Following on from a method for panelled coaches, here’s another approach to complex cutting-out exercises.

I know a number of ladies who are very keen on card making and scrapbooking.  One tool they make use of is a mechanised cutter, to create letters, shapes and even fluffy bunnies.  However, these things have suddenly made an appearance as modelling tools, to cut card or plastic.

I’d recommend this  Thread on rmweb, all 29 pages of it, with lots of examples of modelling applications.  For example, how about a lattice footbridge:


Or coach panelling:


For details of the Silhouette Cameo (cheapish) and the Silver Bullet (more expensive) try this web-site (usual disclaimer).

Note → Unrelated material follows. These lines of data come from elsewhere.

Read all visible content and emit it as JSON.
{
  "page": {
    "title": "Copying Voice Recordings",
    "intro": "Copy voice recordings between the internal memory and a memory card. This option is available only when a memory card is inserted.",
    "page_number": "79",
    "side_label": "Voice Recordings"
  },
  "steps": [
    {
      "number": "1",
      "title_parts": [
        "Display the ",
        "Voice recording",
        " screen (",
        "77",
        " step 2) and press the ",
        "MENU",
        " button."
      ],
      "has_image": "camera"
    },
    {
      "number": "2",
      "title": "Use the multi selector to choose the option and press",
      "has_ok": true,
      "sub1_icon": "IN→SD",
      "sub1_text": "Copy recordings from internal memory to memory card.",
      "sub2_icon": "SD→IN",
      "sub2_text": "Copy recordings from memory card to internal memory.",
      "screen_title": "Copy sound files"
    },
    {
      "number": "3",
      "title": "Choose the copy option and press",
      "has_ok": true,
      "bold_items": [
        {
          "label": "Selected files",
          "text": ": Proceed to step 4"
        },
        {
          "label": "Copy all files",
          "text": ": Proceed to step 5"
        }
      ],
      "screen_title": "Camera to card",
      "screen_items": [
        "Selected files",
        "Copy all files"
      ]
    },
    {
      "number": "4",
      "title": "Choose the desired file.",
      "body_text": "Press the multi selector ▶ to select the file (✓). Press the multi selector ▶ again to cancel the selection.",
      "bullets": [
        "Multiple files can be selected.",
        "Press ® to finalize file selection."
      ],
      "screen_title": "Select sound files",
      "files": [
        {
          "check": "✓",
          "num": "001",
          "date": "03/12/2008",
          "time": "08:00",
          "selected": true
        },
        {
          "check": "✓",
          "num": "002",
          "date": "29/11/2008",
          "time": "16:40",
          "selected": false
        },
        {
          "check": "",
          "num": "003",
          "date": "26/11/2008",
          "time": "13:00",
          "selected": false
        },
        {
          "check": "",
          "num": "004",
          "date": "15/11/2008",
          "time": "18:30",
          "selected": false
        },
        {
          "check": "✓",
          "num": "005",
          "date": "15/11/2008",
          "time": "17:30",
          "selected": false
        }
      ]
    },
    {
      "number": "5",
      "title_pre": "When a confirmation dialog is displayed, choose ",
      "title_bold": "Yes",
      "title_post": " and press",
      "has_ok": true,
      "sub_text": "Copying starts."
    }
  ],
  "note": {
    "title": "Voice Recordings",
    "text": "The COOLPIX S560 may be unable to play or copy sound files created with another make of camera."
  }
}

How does this compare with etched brass or 3-D printing?  I suspect it’s cheaper, after the initial investment in the cutting machine.  It looks easier to create artwork compared with that for etching, and you don’t have to master 3-D graphics for 3-D printing.  It’s really a scratch-building aid rather that something for kit creation (etching) or a near complete model (3-D printing).  And as such it is an attractive option.

I’m sorely tempted to get one.  I love panelled coaches, and made quite a few in my younger years.  I still have an unfinished Trailee & Dingle 3′ gauge coach built in a hotel room on Java.  Perhaps this would be an easy way to build some accurate interurbans or real Lehigh Valley coaches?  But would I ever use it???  Maybe the fun would be trying…..

About snitchthebudgie

Secretary of the East Surrey N Gauge railway club
This entry was posted in Hints and tips, Inspiration and tagged , , , . Bookmark the permalink.

2 Responses to A crafty idea

  1. chrismears says:

    Wow, that’s some incredible work. Thanks for sharing the post and spreading the idea further.

    The local Michael’s craft stores sell the Cricut machine for around $200 (CAD) and I’m sure they cold probably be bought online for a little less. Given the type of work that could be accomplished with the tool it really opens the door to models that could now be made. While it may appear as an expensive tool investment, in terms of etched kits (dollars savd) it might not take too long to offest the initial investment.

    Since you can determine the depth of cut for a material, I wonder if you could scribe using one of these tools?


    • I think a Cricut has less capability than a Silhouette, say. Scribing is possible – look through the pages on the RMweb link. People are still experimenting with scribing, but with some reasonable results.